Как оставить свой взвод без офицера? Ведь предстояло наступление и значит большие бои. Да и жалко стало своих ребят бросать, вместе уже 8 месяцев и 4 месяца в боях. Младший сержант Сытков Иван Васильевич – мой помощник, наверное, справился бы с должностью и без меня, но впереди наступление! Я пошел к комбату и попросил, что бы меня оставили во взводе до развития наступления или до перехода в оборону. Комбат не возражал, но попросил меня продолжить разведку по совместительству. Я согласился.
15 ноября 1942 года. Раннее утро. Загрохотали наши орудия, вздыбилась земля на фашистских позициях. Ровно час продолжалась обработка переднего края и ближнего тыла из всех орудий нашего фронта. Только смолкли орудия, как прозвучала команда: «Вперед!». Моральный дух в это время был уже сильным, все почувствовали нашу мощь и все были веселые и довольные тем, что наконец-то наступаем. Никто не думал о смерти, об опасности.
 Однако в первый день мы продвинулись только на 1-1,5 километра, противник отчаянно сопротивлялся.
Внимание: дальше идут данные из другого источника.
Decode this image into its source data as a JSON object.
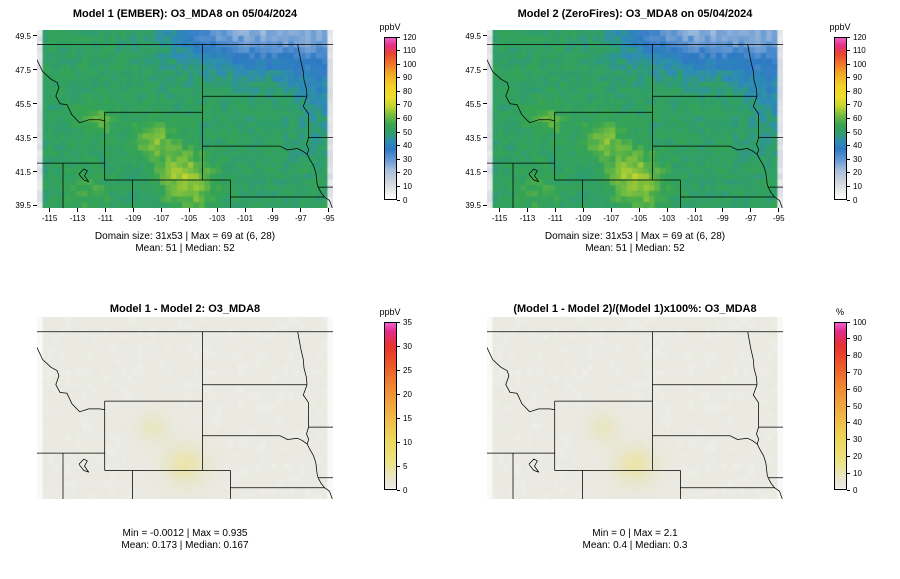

Однако и этот день не прошел для меня без памятных событий.
 День был теплый, и я пошел в наступление без шинели, только в меховой безрукавке. К вечеру наткнулись на глубоко эшелонированную оборону противника. Наступление застопорилось. Мы стали окапываться. Мы как раз захватили минометную позицию противника с минометами и почти полным боекомплектом. Сразу мы этим воспользовались и били по врагу. «Его салом, ему же по мусалам». Как раз немцы пошли в контратаку, и мы встретили фрицев его же минами. Били так, что стволы у минометов раскалились докрасна. Фрицев навалили много, все поле было черным. Стемнело, надо было устраиваться на ночь, но шинели нет, а морозец прижимает. Я стал замерзать. А когда старшина привез ужин, я спросил о шинели, но тот сказал, что ее не нашел. Уйти некуда, чувствую, что пропадаю. Выкопал себе окопчик, разбил одну цинковую коробку из под патронов, и сделал из нее наподобие печурки.
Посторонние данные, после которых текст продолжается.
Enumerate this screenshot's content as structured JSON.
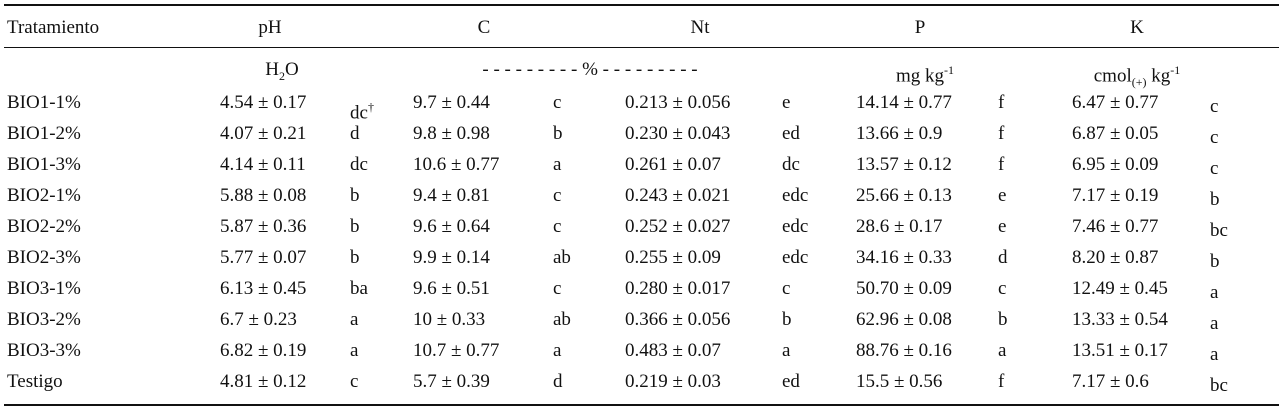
{
  "table": {
    "headers": [
      "Tratamiento",
      "pH",
      "C",
      "Nt",
      "P",
      "K"
    ],
    "units": [
      {
        "base": "H",
        "sub": "2",
        "after": "O"
      },
      {
        "base": "- - - - - - - - - % - - - - - - - - -"
      },
      {
        "base": "mg kg",
        "sup": "-1"
      },
      {
        "base": "cmol",
        "sub": "(+)",
        "after": " kg",
        "sup": "-1"
      }
    ],
    "rows": [
      {
        "name": "BIO1-1%",
        "cells": [
          {
            "value": "4.54 ± 0.17",
            "letter": "dc",
            "mark": "†"
          },
          {
            "value": "9.7 ± 0.44",
            "letter": "c"
          },
          {
            "value": "0.213 ± 0.056",
            "letter": "e"
          },
          {
            "value": "14.14 ± 0.77",
            "letter": "f"
          },
          {
            "value": "6.47 ± 0.77",
            "letter": "c"
          }
        ]
      },
      {
        "name": "BIO1-2%",
        "cells": [
          {
            "value": "4.07 ± 0.21",
            "letter": "d"
          },
          {
            "value": "9.8 ± 0.98",
            "letter": "b"
          },
          {
            "value": "0.230 ± 0.043",
            "letter": "ed"
          },
          {
            "value": "13.66 ± 0.9",
            "letter": "f"
          },
          {
            "value": "6.87 ± 0.05",
            "letter": "c"
          }
        ]
      },
      {
        "name": "BIO1-3%",
        "cells": [
          {
            "value": "4.14 ± 0.11",
            "letter": "dc"
          },
          {
            "value": "10.6 ± 0.77",
            "letter": "a"
          },
          {
            "value": "0.261 ± 0.07",
            "letter": "dc"
          },
          {
            "value": "13.57 ± 0.12",
            "letter": "f"
          },
          {
            "value": "6.95 ± 0.09",
            "letter": "c"
          }
        ]
      },
      {
        "name": "BIO2-1%",
        "cells": [
          {
            "value": "5.88 ± 0.08",
            "letter": "b"
          },
          {
            "value": "9.4 ± 0.81",
            "letter": "c"
          },
          {
            "value": "0.243 ± 0.021",
            "letter": "edc"
          },
          {
            "value": "25.66 ± 0.13",
            "letter": "e"
          },
          {
            "value": "7.17 ± 0.19",
            "letter": "b"
          }
        ]
      },
      {
        "name": "BIO2-2%",
        "cells": [
          {
            "value": "5.87 ± 0.36",
            "letter": "b"
          },
          {
            "value": "9.6 ± 0.64",
            "letter": "c"
          },
          {
            "value": "0.252 ± 0.027",
            "letter": "edc"
          },
          {
            "value": "28.6 ± 0.17",
            "letter": "e"
          },
          {
            "value": "7.46 ± 0.77",
            "letter": "bc"
          }
        ]
      },
      {
        "name": "BIO2-3%",
        "cells": [
          {
            "value": "5.77 ± 0.07",
            "letter": "b"
          },
          {
            "value": "9.9 ± 0.14",
            "letter": "ab"
          },
          {
            "value": "0.255 ± 0.09",
            "letter": "edc"
          },
          {
            "value": "34.16 ± 0.33",
            "letter": "d"
          },
          {
            "value": "8.20 ± 0.87",
            "letter": "b"
          }
        ]
      },
      {
        "name": "BIO3-1%",
        "cells": [
          {
            "value": "6.13 ± 0.45",
            "letter": "ba"
          },
          {
            "value": "9.6 ± 0.51",
            "letter": "c"
          },
          {
            "value": "0.280 ± 0.017",
            "letter": "c"
          },
          {
            "value": "50.70 ± 0.09",
            "letter": "c"
          },
          {
            "value": "12.49 ± 0.45",
            "letter": "a"
          }
        ]
      },
      {
        "name": "BIO3-2%",
        "cells": [
          {
            "value": "6.7 ± 0.23",
            "letter": "a"
          },
          {
            "value": "10 ± 0.33",
            "letter": "ab"
          },
          {
            "value": "0.366 ± 0.056",
            "letter": "b"
          },
          {
            "value": "62.96 ± 0.08",
            "letter": "b"
          },
          {
            "value": "13.33 ± 0.54",
            "letter": "a"
          }
        ]
      },
      {
        "name": "BIO3-3%",
        "cells": [
          {
            "value": "6.82 ± 0.19",
            "letter": "a"
          },
          {
            "value": "10.7 ± 0.77",
            "letter": "a"
          },
          {
            "value": "0.483 ± 0.07",
            "letter": "a"
          },
          {
            "value": "88.76 ± 0.16",
            "letter": "a"
          },
          {
            "value": "13.51 ± 0.17",
            "letter": "a"
          }
        ]
      },
      {
        "name": "Testigo",
        "cells": [
          {
            "value": "4.81 ± 0.12",
            "letter": "c"
          },
          {
            "value": "5.7 ± 0.39",
            "letter": "d"
          },
          {
            "value": "0.219 ± 0.03",
            "letter": "ed"
          },
          {
            "value": "15.5 ± 0.56",
            "letter": "f"
          },
          {
            "value": "7.17 ± 0.6",
            "letter": "bc"
          }
        ]
      }
    ]
  }
}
Сверху мои солдаты завалили меня бурьяном. Разжег печурку, и стал греться, но коробка распаялась и печурка развалилась. Я начал делать печку из земли, но земля оттаивала и рассыпалась. Так за ночь я не отдохнул и чуть не замерз. Пришло утро. За ночь немцы убитых убрали. Снова началось наше наступление. Первыми двинулись три танка, но их тут же подбили и они загорелись. Экипаж выскочил, и мы его прикрывали огнем. Но наступление шло, и мы захватывали вражеские позиции. В одном блиндаже я нашел маскхалат, стеганый на вате. Тонкий халатик, но все равно было теплей. За день мы продвинулись с непрерывными боями еще на 2-3 км.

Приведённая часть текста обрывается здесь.